If the Blue Jays publicly stated just how badly they needed starting pitching, executives from other teams and player's agents would begin circling like sharks. Interested teams would likely fire over their low-ball offers for Toronto's best players and/or prospects.
That invariably would drive up the price for any prospective free agent or any other team seeking return in trade for a starting pitcher. So by playing it cool, I guess the Blue Jays are avoiding falling into a trap where they feel they need to make a trade or free agent signing.
Who knows just how much that would drive up the price for a starting pitcher, but chances are once those executives or agents got wind of just how desperate the Blue Jays are, they would look to exploit that in the best way possible.
The Blue Jays are in a very precarious position because they have a myriad of hurdles to overcome to sign a free agent starting pitcher; there's the "five year maximum" contract policy, and then of course there's the issue of overpaying a free agent to come to Toronto.
Although when it comes to the Blue Jays five year maximum contract policy, at least Alex Anthopoulos has recently stated there may be a bit of wiggle room to make it a maximum of six years now.
Not to mention, as recently as yesterday, AA referred to the Blue Jays window of contention being a five year window as opposed to three. That has all the makings of a General Manager who doesn't feel like he needs to contend now (or at least is giving that impression).
It's also plausible that Alex Anthopoulos really could be waiting until the market cools off and may sign a starting pitcher in January or February. The Cleveland Indians managed to add Michael Bourn and Nick Swisher late in the offseason, and they ended up making the playoffs.
So it is fathomable the Blue Jays may just be biding time to sign that starter they really need, but they also run the danger in that particular player signing elsewhere. And if it's a tradable asset they're after, the longer they wait ... the likelier it is that player will disappear as well.

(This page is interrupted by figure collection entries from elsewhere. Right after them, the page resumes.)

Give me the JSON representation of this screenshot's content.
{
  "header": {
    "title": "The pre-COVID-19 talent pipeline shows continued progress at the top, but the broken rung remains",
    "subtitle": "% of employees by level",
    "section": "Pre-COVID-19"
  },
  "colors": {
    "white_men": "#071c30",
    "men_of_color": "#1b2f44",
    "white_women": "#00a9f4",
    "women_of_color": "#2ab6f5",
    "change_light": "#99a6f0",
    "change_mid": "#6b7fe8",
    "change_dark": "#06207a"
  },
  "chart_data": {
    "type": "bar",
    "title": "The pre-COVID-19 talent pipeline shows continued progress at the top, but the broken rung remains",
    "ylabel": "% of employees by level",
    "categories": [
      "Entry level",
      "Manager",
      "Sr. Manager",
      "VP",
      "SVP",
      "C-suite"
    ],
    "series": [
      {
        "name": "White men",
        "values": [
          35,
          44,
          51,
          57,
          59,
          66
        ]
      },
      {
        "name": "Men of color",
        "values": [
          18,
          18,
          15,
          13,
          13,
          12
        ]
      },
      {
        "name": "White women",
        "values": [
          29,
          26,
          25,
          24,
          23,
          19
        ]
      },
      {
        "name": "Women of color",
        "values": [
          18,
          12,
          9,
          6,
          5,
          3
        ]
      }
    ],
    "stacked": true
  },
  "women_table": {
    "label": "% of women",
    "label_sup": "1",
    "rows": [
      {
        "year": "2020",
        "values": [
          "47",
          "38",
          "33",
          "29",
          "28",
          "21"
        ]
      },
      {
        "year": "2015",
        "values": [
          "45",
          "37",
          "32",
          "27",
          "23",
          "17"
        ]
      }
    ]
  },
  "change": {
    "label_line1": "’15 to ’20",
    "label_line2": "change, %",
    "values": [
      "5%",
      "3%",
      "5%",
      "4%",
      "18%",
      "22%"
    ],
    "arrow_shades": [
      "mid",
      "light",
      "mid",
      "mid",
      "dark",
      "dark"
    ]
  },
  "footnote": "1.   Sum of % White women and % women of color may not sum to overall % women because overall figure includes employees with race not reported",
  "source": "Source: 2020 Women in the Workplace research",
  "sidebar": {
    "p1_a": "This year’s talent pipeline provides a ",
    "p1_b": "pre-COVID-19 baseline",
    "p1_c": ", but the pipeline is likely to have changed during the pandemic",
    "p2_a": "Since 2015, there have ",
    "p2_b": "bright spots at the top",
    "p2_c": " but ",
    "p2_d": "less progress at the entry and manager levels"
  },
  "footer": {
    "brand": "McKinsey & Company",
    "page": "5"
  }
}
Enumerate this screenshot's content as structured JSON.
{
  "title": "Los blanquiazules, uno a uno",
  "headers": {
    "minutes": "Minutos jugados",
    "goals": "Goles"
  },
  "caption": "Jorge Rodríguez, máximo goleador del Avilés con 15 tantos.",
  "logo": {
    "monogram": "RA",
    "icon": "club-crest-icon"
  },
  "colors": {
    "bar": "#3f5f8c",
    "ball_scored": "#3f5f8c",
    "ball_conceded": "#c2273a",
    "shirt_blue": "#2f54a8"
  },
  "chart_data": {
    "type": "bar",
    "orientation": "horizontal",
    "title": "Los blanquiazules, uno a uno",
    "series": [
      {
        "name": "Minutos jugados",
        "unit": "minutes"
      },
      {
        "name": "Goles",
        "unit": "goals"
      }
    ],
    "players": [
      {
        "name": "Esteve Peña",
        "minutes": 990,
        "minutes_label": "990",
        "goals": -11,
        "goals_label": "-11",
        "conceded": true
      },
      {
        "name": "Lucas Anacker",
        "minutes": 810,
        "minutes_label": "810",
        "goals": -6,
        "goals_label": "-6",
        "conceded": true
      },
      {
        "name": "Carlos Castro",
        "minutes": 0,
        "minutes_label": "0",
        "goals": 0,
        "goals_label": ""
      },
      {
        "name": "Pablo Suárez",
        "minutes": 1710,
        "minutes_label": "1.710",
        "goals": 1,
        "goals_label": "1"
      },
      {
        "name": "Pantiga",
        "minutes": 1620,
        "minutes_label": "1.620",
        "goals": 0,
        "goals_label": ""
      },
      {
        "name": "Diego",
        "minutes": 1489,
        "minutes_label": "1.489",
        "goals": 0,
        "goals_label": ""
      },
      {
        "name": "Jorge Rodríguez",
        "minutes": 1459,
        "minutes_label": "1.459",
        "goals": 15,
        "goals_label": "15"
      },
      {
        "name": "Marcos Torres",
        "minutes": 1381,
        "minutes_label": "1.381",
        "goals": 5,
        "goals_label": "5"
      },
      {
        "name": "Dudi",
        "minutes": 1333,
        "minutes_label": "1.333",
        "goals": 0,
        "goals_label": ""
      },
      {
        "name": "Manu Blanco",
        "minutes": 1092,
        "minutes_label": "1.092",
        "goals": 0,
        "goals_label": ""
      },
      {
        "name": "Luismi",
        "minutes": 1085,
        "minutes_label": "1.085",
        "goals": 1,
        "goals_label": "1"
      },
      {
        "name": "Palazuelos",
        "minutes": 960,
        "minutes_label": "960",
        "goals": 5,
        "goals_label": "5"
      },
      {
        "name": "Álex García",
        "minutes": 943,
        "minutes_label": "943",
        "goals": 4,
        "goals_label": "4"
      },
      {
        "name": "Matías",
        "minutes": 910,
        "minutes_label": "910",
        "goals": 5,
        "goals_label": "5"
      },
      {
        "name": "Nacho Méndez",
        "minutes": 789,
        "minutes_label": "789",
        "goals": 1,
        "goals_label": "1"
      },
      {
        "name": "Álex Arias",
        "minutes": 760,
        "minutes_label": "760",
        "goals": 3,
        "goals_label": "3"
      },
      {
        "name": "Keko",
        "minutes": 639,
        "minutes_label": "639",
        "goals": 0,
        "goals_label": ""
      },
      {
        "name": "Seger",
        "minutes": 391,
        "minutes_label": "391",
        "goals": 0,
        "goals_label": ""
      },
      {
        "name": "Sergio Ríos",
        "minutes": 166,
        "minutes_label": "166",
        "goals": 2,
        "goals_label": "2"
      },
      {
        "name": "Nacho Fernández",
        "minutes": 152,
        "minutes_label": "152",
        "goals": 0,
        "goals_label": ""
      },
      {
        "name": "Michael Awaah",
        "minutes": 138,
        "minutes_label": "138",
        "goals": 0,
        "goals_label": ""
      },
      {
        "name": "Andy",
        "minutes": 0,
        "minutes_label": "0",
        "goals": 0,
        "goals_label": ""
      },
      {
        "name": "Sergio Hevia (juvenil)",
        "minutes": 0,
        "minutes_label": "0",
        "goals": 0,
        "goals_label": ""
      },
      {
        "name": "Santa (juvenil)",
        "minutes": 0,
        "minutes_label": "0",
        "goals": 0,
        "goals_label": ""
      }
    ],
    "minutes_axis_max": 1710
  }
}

Fans should begin preparing themselves for the likely scenario that the Toronto Blue Jays could begin the 2014 season with the very same starting rotation they have. The Roy Halladay signing may very well be the only pitcher the Blue Jays "add" this offseason.
The Blue Jays also could just stand pat with their current depth of starting pitchers. They may not get a second baseman, they may not find a platoon partner for Adam Lind, and they may not find some outfield help.
But then again, they could also blow everybody out of the water like they did last offseason. Isn't it fun to speculate?